Captain Alexander Bosov, an interceptor pilot of the 365th IAP (Istrebitel’nyy Aviatsionnyy Polk, Fighter Aviation Regiment), Soviet Air Defense Forces, based at Afrikanda, Murmansk Oblast, Russia, had been sent to intercept the intruder. He repeatedly informed his controllers that the airplane was a civilian airliner, describing its markings, but his superiors ordered him to shoot it down.
Bosov fired two Vympel R-60 infrared-homing air-to-air missiles. One missed, but the second missile hit the 707’s left wing and detonated.
The airliner’s left wing, outboard of the Number 1 engine, was blown off. Shrapnel penetrated the passenger cabin, resulting in explosive decompression. Of the 109 persons on board, two were killed.
(The descending wing section was picked up by Soviet air defense radar, with the return being interpreted as a cruise missile, and another interceptor was sent to attack it.)
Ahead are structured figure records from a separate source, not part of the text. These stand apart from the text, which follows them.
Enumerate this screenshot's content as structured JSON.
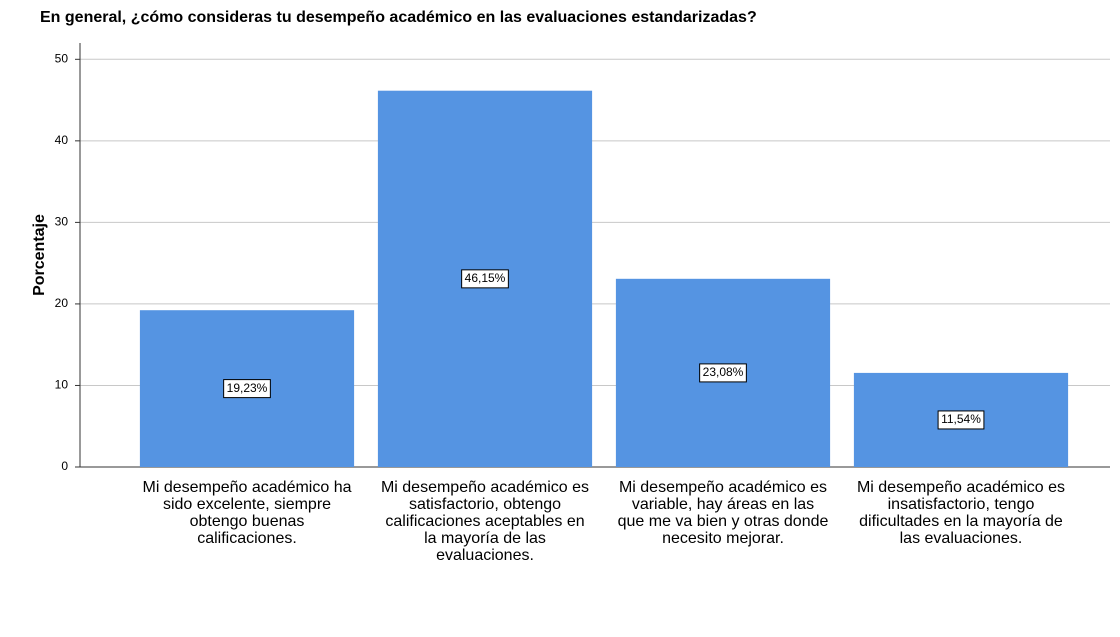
{
  "chart_data": {
    "type": "bar",
    "title": "En general, ¿cómo consideras tu desempeño académico en las evaluaciones estandarizadas?",
    "y_label": "Porcentaje",
    "categories": [
      "Mi desempeño académico ha sido excelente, siempre obtengo buenas calificaciones.",
      "Mi desempeño académico es satisfactorio, obtengo calificaciones aceptables en la mayoría de las evaluaciones.",
      "Mi desempeño académico es variable, hay áreas en las que me va bien y otras donde necesito mejorar.",
      "Mi desempeño académico es insatisfactorio, tengo dificultades en la mayoría de las evaluaciones."
    ],
    "values": [
      19.23,
      46.15,
      23.08,
      11.54
    ],
    "value_labels": [
      "19,23%",
      "46,15%",
      "23,08%",
      "11,54%"
    ],
    "color": "#5594e2",
    "ylim": [
      0,
      52
    ],
    "yticks": [
      0,
      10,
      20,
      30,
      40,
      50
    ],
    "grid": true
  }
}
The flight crew, Captain Kim Chang Kyu Lee, co-pilot Chyn Xing, and Navigator Lee Kun-shik, crash landed the 707 on a frozen lake in the Karelian Autonomous Soviet Socialist Republic, near the USSR-Finland border.
(Captain Kim had been a fighter pilot during the Korean War, flying the Mikoyan-Gurevich MiG-15 for the Korean Peoples Air Force.)
Soviet news articles commended Captain Bosov for his skill in firing the missiles so that the airliner would only be damaged, rather than destroyed.
Flight 902 was a 1967 Boeing 707-321B, serial number 19363. It was first flown 9 September 1967, and was delivered to Pan American World Airways on 21 September 1967, registered N428PA, and named Clipper Star of Hope. The United States registration was cancelled 12 May 1977, when 19363 was exported to Korea and registered HL7429.
The Sukhoi Su-15 is the same type interceptor that shot down Korean Air Lines Flight 707.